Farmers on Jiangsu's northern coast use rafts floating in shallow waters to grow Porphyra. In spring, the sunshine and warmer water temperatures are ideal for U. prolifera to grow on the edges of rafts, Yu said.
When farmers harvest Porphyra, the boats and attached U. prolifera are left at sea. The algae grows very fast. It joins together to form huge floating masses which winds and currents push to the north.
Having identified the source of the algae blooms, authorities have introduced a simple and effective intervention. They told Porphyra farmers to bring the algae-covered rafts ashore instead of leaving them in the water after the harvest.
Another scientist with the Institute of Oceanology, Sun Song, who leads the ongoing research, said this year the biomass of green U. prolifera in the Yellow Sea has reduced to almost half the previous size
On the north Jiangsu coastline, the reduction is even more evident, he said. There were only 98,600 tonnes of green algae in wet weight in May, down from 500,000 tonnes measured during the same period last year.
But Yu said this is just part of the equation. The more worrisome part is that the green algae is being replaced by brown tides.
Brown Sargassum algae competes with U. prolifera for survival space. While past algae blooms were a mixture of both substances, the proportion of Sargassum has grown unusually large this year, according to Yu.
The wet weight of Sargassum in north Jiangsu was estimated at 19,700 tonnes this year, compared to just 900 tonnes last year, he said.
Scientists have not yet been able to fully explain the surge in Sargassum, which also affected the Porphyra harvest this year.

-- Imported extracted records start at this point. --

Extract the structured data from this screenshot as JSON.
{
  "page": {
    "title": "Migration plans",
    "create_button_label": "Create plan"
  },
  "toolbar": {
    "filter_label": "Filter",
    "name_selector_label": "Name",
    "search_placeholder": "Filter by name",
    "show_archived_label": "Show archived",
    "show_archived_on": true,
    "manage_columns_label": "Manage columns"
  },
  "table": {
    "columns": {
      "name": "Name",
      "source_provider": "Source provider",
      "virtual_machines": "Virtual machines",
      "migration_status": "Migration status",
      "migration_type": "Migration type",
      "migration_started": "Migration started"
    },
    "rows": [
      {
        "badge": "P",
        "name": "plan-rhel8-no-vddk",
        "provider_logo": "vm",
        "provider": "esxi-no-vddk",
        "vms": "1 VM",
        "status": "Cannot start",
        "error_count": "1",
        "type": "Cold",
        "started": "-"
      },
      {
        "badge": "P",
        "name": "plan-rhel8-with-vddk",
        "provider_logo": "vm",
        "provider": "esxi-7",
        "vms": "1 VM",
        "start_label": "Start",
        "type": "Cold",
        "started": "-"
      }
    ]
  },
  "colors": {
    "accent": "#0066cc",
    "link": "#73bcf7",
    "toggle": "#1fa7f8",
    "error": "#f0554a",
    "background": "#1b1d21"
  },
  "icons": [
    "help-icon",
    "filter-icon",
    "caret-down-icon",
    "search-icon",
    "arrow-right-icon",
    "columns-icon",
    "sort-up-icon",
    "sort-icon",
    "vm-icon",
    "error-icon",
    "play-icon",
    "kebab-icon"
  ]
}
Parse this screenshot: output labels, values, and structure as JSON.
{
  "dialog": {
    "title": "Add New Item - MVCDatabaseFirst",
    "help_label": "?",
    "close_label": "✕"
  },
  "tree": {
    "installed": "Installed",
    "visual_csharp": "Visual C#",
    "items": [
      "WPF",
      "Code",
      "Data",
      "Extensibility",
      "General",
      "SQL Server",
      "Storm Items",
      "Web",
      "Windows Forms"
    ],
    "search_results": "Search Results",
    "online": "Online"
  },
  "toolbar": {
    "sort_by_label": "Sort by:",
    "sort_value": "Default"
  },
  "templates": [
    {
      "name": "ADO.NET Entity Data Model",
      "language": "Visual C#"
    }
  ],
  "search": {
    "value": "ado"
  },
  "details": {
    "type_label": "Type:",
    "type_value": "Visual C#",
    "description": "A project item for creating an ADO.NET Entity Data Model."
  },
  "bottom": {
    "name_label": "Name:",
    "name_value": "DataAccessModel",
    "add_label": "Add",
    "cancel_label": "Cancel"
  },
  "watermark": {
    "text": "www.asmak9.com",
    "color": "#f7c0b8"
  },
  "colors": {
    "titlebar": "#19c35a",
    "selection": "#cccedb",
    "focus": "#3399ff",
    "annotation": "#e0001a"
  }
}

As the green-brown blooms have spread to 312 square kilometers of the sea surface and are moving closer to Qingdao and the nearby city of Rizhao, scientists observed another red tide is also approaching.
The red bloom, caused by K. mikimotoi algae, was measured at 50 square kilometers of the sea surface.

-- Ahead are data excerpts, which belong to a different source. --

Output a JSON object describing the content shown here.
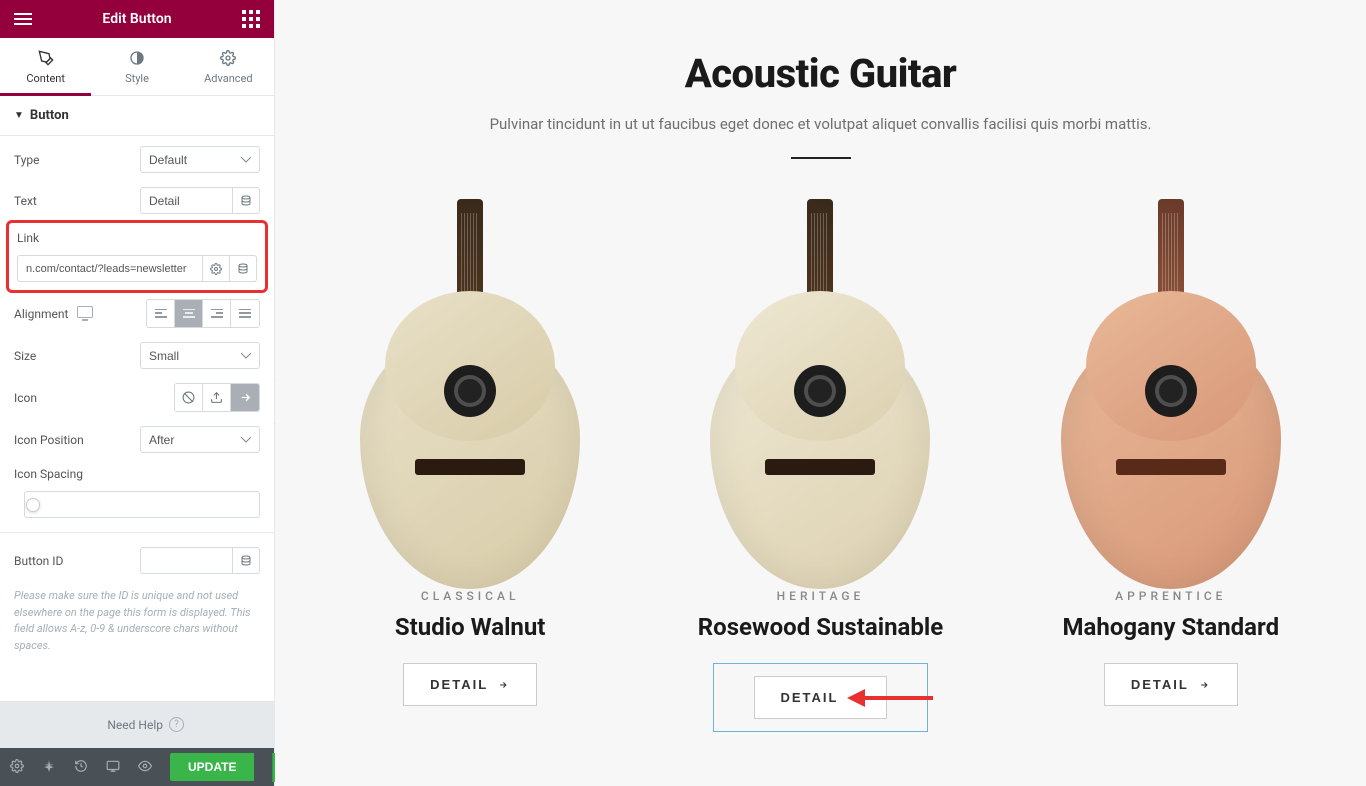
{
  "header": {
    "title": "Edit Button"
  },
  "tabs": {
    "content": "Content",
    "style": "Style",
    "advanced": "Advanced"
  },
  "section": {
    "name": "Button"
  },
  "fields": {
    "type": {
      "label": "Type",
      "value": "Default"
    },
    "text": {
      "label": "Text",
      "value": "Detail"
    },
    "link": {
      "label": "Link",
      "value": "n.com/contact/?leads=newsletter"
    },
    "alignment": {
      "label": "Alignment"
    },
    "size": {
      "label": "Size",
      "value": "Small"
    },
    "icon": {
      "label": "Icon"
    },
    "icon_position": {
      "label": "Icon Position",
      "value": "After"
    },
    "icon_spacing": {
      "label": "Icon Spacing",
      "value": "8"
    },
    "button_id": {
      "label": "Button ID",
      "value": ""
    },
    "note": "Please make sure the ID is unique and not used elsewhere on the page this form is displayed. This field allows A-z,  0-9  & underscore chars without spaces."
  },
  "footer": {
    "help": "Need Help",
    "update": "UPDATE"
  },
  "page": {
    "title": "Acoustic Guitar",
    "subtitle": "Pulvinar tincidunt in ut ut faucibus eget donec et volutpat aliquet convallis facilisi quis morbi mattis."
  },
  "products": [
    {
      "category": "CLASSICAL",
      "name": "Studio Walnut",
      "button": "DETAIL"
    },
    {
      "category": "HERITAGE",
      "name": "Rosewood Sustainable",
      "button": "DETAIL"
    },
    {
      "category": "APPRENTICE",
      "name": "Mahogany Standard",
      "button": "DETAIL"
    }
  ]
}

"Red tides are rare in the Yellow Sea," said a third oceanologist involved in the research who declined to be named. "It means that the ecosystem of the Yellow Sea is becoming increasingly fragile."
A red tide often signals the deterioration of sea water quality, he said.

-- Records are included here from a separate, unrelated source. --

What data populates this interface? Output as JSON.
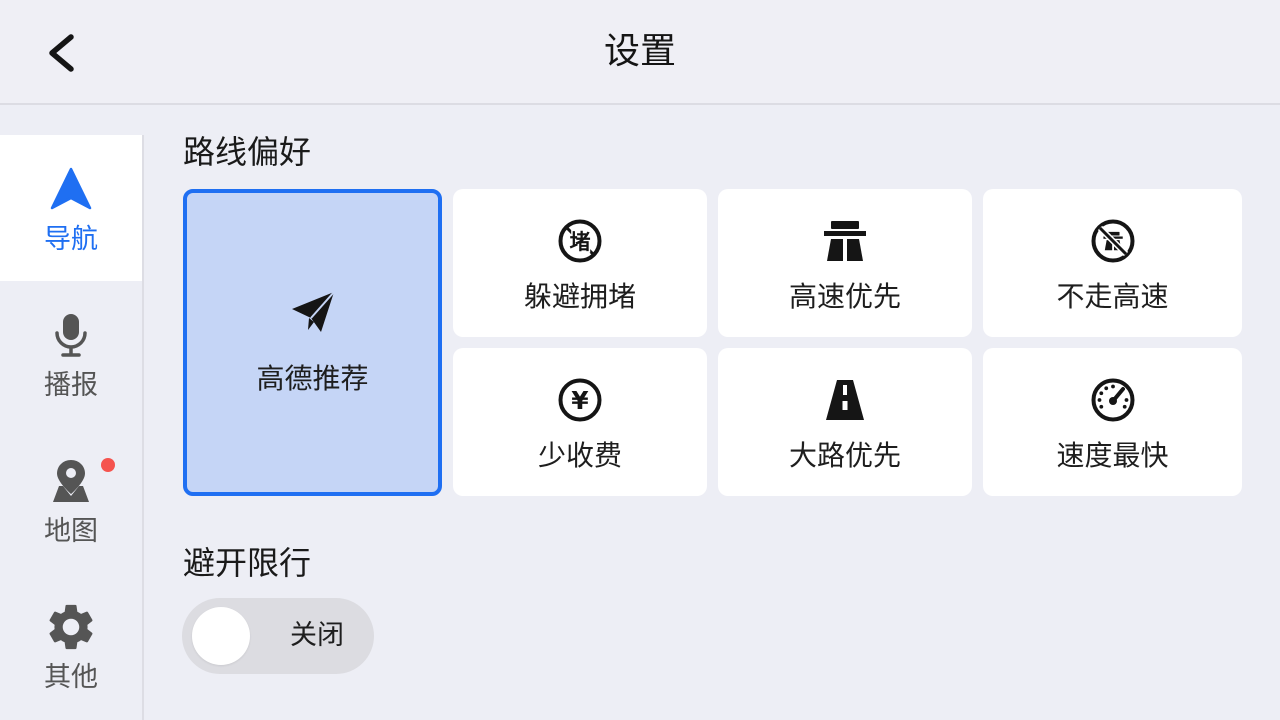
{
  "header": {
    "title": "设置",
    "back_icon": "chevron-left-icon"
  },
  "sidebar": {
    "items": [
      {
        "label": "导航",
        "icon": "navigation-arrow-icon",
        "selected": true,
        "badge": false
      },
      {
        "label": "播报",
        "icon": "microphone-icon",
        "selected": false,
        "badge": false
      },
      {
        "label": "地图",
        "icon": "map-pin-icon",
        "selected": false,
        "badge": true
      },
      {
        "label": "其他",
        "icon": "gear-icon",
        "selected": false,
        "badge": false
      }
    ]
  },
  "route_preference": {
    "title": "路线偏好",
    "options": [
      {
        "label": "高德推荐",
        "icon": "paper-plane-icon",
        "selected": true
      },
      {
        "label": "躲避拥堵",
        "icon": "avoid-congestion-icon",
        "icon_glyph": "堵",
        "selected": false
      },
      {
        "label": "高速优先",
        "icon": "highway-icon",
        "selected": false
      },
      {
        "label": "不走高速",
        "icon": "no-highway-icon",
        "selected": false
      },
      {
        "label": "少收费",
        "icon": "toll-fee-icon",
        "icon_glyph": "¥",
        "selected": false
      },
      {
        "label": "大路优先",
        "icon": "main-road-icon",
        "selected": false
      },
      {
        "label": "速度最快",
        "icon": "speedometer-icon",
        "selected": false
      }
    ]
  },
  "avoid_restriction": {
    "title": "避开限行",
    "toggle": {
      "on": false,
      "state_label": "关闭"
    }
  },
  "colors": {
    "accent": "#1F6FF2",
    "selected_fill": "#C5D5F6",
    "badge": "#F5534E",
    "background": "#EDEEF5"
  }
}
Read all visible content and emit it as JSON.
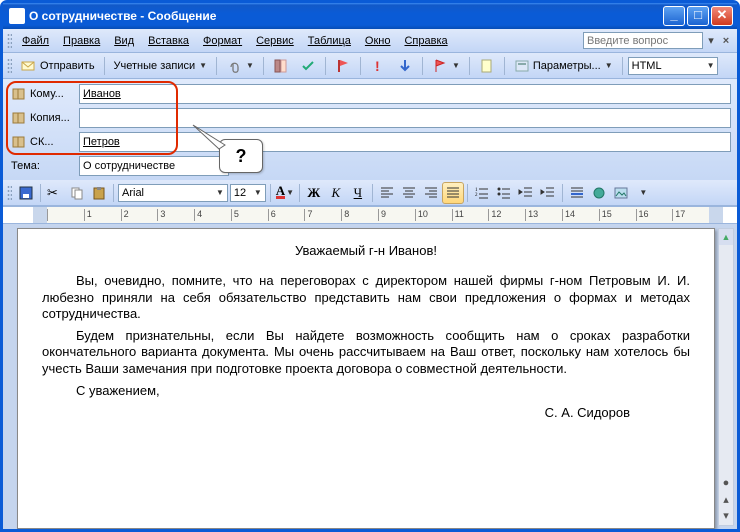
{
  "window": {
    "title": "О сотрудничестве - Сообщение"
  },
  "menu": {
    "items": [
      "Файл",
      "Правка",
      "Вид",
      "Вставка",
      "Формат",
      "Сервис",
      "Таблица",
      "Окно",
      "Справка"
    ],
    "help_placeholder": "Введите вопрос"
  },
  "toolbar": {
    "send": "Отправить",
    "accounts": "Учетные записи",
    "params": "Параметры...",
    "format_select": "HTML"
  },
  "address": {
    "to_label": "Кому...",
    "to_value": "Иванов",
    "cc_label": "Копия...",
    "cc_value": "",
    "bcc_label": "СК...",
    "bcc_value": "Петров",
    "subject_label": "Тема:",
    "subject_value": "О сотрудничестве",
    "callout": "?"
  },
  "format": {
    "font_name": "Arial",
    "font_size": "12"
  },
  "ruler": {
    "ticks": [
      "",
      "1",
      "2",
      "3",
      "4",
      "5",
      "6",
      "7",
      "8",
      "9",
      "10",
      "11",
      "12",
      "13",
      "14",
      "15",
      "16",
      "17"
    ]
  },
  "body": {
    "greeting": "Уважаемый г-н Иванов!",
    "p1": "Вы, очевидно, помните, что на переговорах с директором нашей фирмы г-ном Петровым И. И. любезно приняли на себя обязательство представить нам свои предложения о формах и методах сотрудничества.",
    "p2": "Будем признательны, если Вы найдете возможность сообщить нам о сроках разработки окончательного варианта документа. Мы очень рассчитываем на Ваш ответ, поскольку нам хотелось бы учесть Ваши замечания при подготовке проекта договора о совместной деятельности.",
    "p3": "С уважением,",
    "signature": "С. А. Сидоров"
  }
}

In 2006, a red algae bloom on the coast of Zhejiang Province caused 40 million yuan (5.9 million U.S. dollars) in losses for local fisheries.
In 2012, another red tide in adjacent Fujian Province wiped out farmed abalone, resulting in 2 billion yuan in losses.
Yu Zhigang, president of Ocean University of China, said green, brown, and red tides appearing simultaneously comes from a "very complex" combination of causes, but is generally linked to climate change and increased human activities that release abundant nutrients such as nitrogen and phosphorus into the water.
"It remains unknown which plays a larger role," Yu Zhigang said. "But humans have undeniable responsibility for the rise of seawater nutrients."
Yu Rencheng said in a research paper that rapid urbanization, excessive use of fertilizers, and intensive fish farming in shallow waters have all contributed to the repeated occurrence of algae blooms along the coast.
There has also been a trend in such blooms becoming toxic, he noted.
Before the 1990s, red tides were seldom seen but the phenomenon became more frequent after 2000, occurring not only on the Shandong coast, but also in Bohai Bay, at the mouth of the Yangtze River, and along the country's southern coastline.
However, Yu Rencheng said algae blooms are not solely a Chinese problem but very much a global issue. Past experience has indicated that clean-up may take years.
Green tides developed along the coast of Brittany, France for more than 30 years. Italy took nearly two decades to solve a green algae problem in the Venetian lagoon, Yu said.
The Italians have harvested U. prolifera to produce compost. Sun said it can also be used in food production, while Sargassum is a key component in feed for sea cucumber farming. While scientists continue research into the causes of and solutions for algae blooms, hopes have been raised that the problems caused by algae can be in part solved by utilizing it for other purposes.